Whereas this rule prevents “governmental” or “proprietary” agreements from binding future governing our bodies, it permits legislatures to undertake sure sorts of “administrative” and “proprietary” obligations. The court docket defined that governmental and legislative agreements are inclined to relate to “affairs of political jurisdiction and selling the general public welfare at giant. Such powers contain policymaking, and such a perform can’t be contracted away….” As related to the cities’ annexation settlement, the court docket famous that “the event, introduction, or enchancment of companies are, by and huge, thought-about governmental, however the routine upkeep of the ensuing companies is mostly deemed proprietary.” The settlement, the court docket discovered, mirrored “quintessential coverage issues” concerning the event, introduction, and enchancment of companies, and it was subsequently clearly governmental and couldn’t be thought-about a sound contract with any binding impact on future elected councils.

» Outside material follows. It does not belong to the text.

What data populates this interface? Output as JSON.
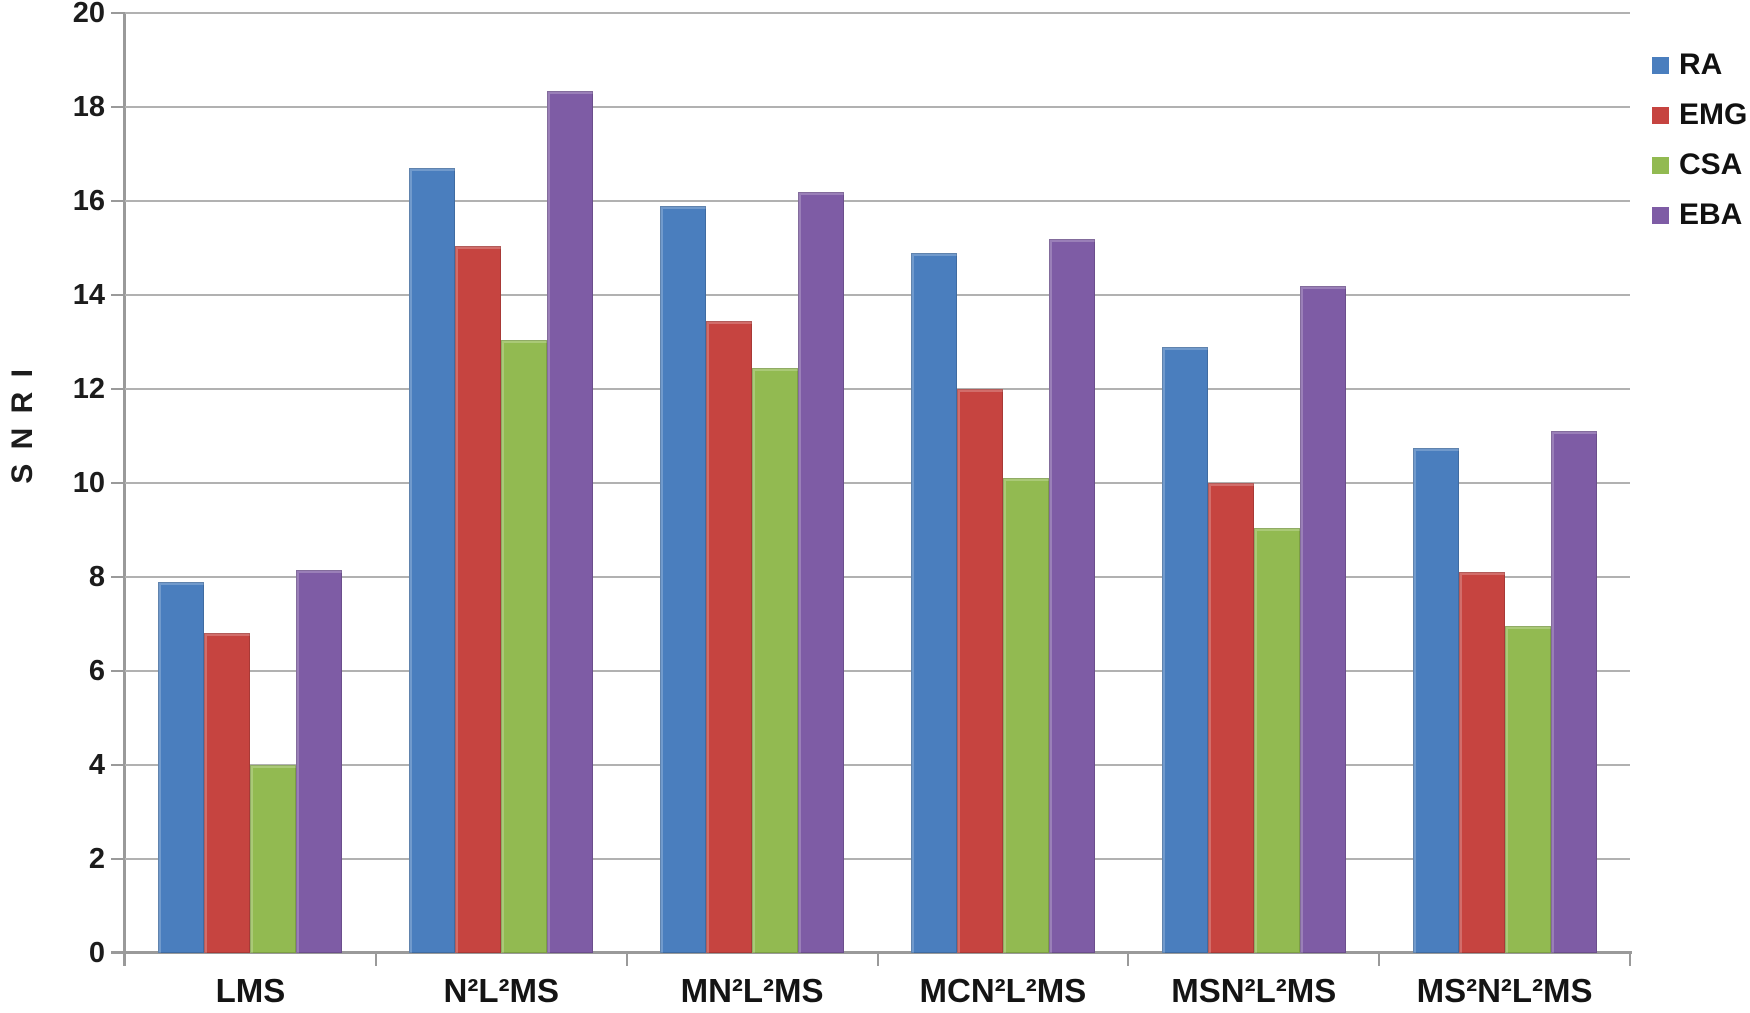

It was not an settlement to supply companies that may be thought-about “administrative,” the court docket mentioned, since “the Settlement doesn’t set up who would supply companies, what these companies can be, when these companies can be offered, or even when these companies can be offered.”

The Metropolis of Olathe argued that the settlement was nonetheless licensed underneath a state statute referring to annexation contracts. Because the court docket identified, nevertheless, the statute explicitly solely allowed contracts which are licensed by regulation, and “a contract that’s of open-ended period that seeks to restrain the coverage selections of future municipal governments is, as we’ve simply noticed, not licensed by regulation.” For comparable causes, the court docket additionally dismissed the Metropolis of Olathe’s competition that the settlement was licensed by its home-rule powers. To carry in any other case, the court docket emphasised, would undermine the whole idea of residence rule, since “it will take away from elected municipal governments the flexibility to make selections and act based on the need of the voters if prior governments had dedicated them to coverage programs .”

Metropolis of Olathe v. Metropolis of Spring Hill, 512 P.3d 723 (Can 7/1/22).